考えることすら疲れるほど、勇の精神と肉体は限界に近づいていた。やがて視界に入ってきたのは、竹林に囲まれた質素な屋敷だった。かつて父が何度も訪れた、親友の家。


門前に立ち、勇は震える手で戸を叩いた。


「誰だ?こんな朝早くに」中から老人の声が聞こえた。


「佐々木殿…私は川村勇、政次の息子です。お願いです、助けてください…」


短い沈黙の後、戸が開き、白髪の老人が勇を見つめた。かつては凛々しかったであろう顔には深いしわが刻まれ、右目は白く濁っていた。


「政次の息子…」老人の目が細められ、勇の姿を確認すると、「中に入れ。早く」と急かした。


---


佐々木源蔵の家の中は、質素ながらも整然としていた。壁には古い刀が掛けられ、床の間には花が生けられている。隠居した剣術の達人にふさわしい、静かな威厳を感じさせる空間だった。


「座れ」


勇は言われるまま座り込み、ほっとした息をついた。しかし、その安堵感は長くは続かなかった。佐々木の鋭い視線が彼を貫いたからだ。

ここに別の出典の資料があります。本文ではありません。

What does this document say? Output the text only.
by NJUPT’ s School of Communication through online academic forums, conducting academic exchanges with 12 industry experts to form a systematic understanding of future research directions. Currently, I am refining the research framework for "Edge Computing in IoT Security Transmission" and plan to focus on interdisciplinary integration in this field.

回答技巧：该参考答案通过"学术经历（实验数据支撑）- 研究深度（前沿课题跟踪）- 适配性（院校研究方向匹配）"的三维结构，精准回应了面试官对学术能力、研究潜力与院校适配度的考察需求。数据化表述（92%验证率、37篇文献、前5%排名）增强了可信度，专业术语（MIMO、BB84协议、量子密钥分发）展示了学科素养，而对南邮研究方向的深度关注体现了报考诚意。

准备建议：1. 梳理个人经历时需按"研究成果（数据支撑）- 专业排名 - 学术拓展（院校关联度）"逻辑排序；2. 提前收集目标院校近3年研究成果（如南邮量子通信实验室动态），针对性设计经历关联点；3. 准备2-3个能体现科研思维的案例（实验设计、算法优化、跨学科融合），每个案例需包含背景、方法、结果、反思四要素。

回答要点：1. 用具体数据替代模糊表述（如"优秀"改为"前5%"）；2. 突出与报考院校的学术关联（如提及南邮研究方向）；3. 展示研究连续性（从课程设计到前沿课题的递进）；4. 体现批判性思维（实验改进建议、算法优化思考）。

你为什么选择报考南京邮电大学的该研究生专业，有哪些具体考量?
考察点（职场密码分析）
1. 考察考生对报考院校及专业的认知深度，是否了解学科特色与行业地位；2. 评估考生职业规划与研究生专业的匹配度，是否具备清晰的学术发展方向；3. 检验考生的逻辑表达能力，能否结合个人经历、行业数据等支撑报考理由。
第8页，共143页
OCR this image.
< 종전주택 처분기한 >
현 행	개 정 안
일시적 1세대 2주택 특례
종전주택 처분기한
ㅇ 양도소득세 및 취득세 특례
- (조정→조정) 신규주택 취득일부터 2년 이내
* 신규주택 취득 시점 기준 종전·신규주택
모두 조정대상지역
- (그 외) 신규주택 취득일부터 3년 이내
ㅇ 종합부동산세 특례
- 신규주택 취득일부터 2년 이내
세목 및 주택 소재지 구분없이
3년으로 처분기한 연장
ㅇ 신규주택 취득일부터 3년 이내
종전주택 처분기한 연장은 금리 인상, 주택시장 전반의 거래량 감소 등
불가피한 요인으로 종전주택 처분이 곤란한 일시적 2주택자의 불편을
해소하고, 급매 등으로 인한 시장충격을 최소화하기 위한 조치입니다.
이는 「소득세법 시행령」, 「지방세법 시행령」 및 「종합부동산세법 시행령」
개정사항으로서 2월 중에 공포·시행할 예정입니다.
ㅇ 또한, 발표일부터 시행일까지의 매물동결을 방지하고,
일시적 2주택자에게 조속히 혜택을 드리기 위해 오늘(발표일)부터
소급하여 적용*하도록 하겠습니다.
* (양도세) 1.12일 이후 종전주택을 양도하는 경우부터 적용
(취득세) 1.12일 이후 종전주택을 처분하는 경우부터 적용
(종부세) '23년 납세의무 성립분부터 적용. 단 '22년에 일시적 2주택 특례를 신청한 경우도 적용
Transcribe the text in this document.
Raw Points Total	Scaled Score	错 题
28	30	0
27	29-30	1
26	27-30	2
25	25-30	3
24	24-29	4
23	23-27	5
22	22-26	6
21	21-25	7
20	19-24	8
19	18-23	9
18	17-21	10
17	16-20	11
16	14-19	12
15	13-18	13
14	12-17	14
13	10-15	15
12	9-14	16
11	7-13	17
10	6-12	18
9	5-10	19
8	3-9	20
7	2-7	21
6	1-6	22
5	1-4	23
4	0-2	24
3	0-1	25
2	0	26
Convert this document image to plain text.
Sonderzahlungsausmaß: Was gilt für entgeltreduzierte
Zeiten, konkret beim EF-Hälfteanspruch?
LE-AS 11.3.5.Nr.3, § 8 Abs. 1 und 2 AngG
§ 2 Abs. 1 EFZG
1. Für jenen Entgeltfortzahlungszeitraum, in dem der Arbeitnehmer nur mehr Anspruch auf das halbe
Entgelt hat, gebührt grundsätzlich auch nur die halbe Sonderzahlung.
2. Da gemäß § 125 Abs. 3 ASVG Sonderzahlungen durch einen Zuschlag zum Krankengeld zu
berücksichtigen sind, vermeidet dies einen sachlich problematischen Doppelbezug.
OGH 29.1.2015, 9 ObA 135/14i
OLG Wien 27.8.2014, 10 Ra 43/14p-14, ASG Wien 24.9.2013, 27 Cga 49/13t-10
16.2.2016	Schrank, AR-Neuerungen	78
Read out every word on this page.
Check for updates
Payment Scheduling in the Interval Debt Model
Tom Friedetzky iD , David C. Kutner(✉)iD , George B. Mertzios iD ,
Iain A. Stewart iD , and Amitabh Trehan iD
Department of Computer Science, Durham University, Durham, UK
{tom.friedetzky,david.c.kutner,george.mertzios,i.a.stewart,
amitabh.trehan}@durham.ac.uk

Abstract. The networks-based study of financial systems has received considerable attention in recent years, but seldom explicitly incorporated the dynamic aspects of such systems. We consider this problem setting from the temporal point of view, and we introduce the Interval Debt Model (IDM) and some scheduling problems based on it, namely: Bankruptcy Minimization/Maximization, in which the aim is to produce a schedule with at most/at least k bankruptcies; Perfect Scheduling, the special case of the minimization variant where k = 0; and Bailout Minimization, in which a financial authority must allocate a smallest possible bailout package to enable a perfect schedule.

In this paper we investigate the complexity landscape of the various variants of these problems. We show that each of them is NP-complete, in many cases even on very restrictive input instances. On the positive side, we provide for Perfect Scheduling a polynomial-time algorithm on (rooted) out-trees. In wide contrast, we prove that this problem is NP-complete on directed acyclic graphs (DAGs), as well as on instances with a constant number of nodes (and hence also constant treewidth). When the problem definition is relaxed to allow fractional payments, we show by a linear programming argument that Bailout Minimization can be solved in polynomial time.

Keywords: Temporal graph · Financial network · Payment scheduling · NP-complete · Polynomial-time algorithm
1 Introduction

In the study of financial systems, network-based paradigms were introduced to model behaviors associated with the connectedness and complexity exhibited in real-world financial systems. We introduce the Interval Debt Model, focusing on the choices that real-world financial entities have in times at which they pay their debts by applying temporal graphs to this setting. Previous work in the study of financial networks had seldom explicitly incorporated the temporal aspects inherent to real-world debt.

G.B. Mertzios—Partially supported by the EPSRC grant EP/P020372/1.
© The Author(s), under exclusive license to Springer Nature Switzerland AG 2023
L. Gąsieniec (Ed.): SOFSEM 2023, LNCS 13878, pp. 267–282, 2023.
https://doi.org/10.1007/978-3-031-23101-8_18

「政次の息子なら、幼い頃に一度会ったはずだ。覚えているか?」


勇は記憶を探ったが、思い出せなかった。「申し訳ありません…」


「当然だろう。お前はまだ五つか六つだった。」佐々木は勇の腕の傷に目をやった。「何があった?正直に話せ」


勇は震える声で、大名家老の護衛を襲った愚かな行動から、煙玉で逃げ出し、川を渡ったことまで、すべてを語った。ただ、渡し守のことだけは黙っていた。


話を聞き終えた佐々木は深いため息をついた。


「愚か者め...」老武士は静かに、しかし厳しい口調で言った。「武士の作法も、剣の道も知らぬまま、名を上げようとするとは…」


「でも、父上は…!」勇は反論しようとしたが、佐々木の厳しい眼差しに言葉を飲み込んだ。


「お前の父、政次は私の命の恩人だ。だから見捨てはせん」佐々木は立ち上がり、古い箱から包帯と薬草を取り出した。「まずはその傷の手当てをしよう」


勇は黙って頷き、佐々木に腕を差し出した。老武士の手つきは優しいが確かで、長年の経験が感じられた。


「傷は深いが、命に別状はない」佐々木は手当てをしながら言った。「だが、お前は大きな過ちを犯した。武士への暴力は重罪だ。明日には幕府の役人が捜索を始めるだろう」


「どうすれば…」勇の声には絶望が滲んでいた。


佐々木は手当てを終えると、勇を真剣な目で見つめた。


「選択肢は二つ。一つは、すぐに遠く離れた地へ逃げること。もう一つは…」彼は一瞬言葉を切り、「私から藩主に直訴する道だ。あの家老は私の古い知り合いでな。お前が本当に悔いているなら、命乞いはできるかもしれん」


勇は佐々木の言葉を聞きながら、状況を冷静に観察していた。この老人は父の友人と名乗り、手当てまでしてくれた。しかし…彼の存在は、勇と事件を結びつける証拠になりうる。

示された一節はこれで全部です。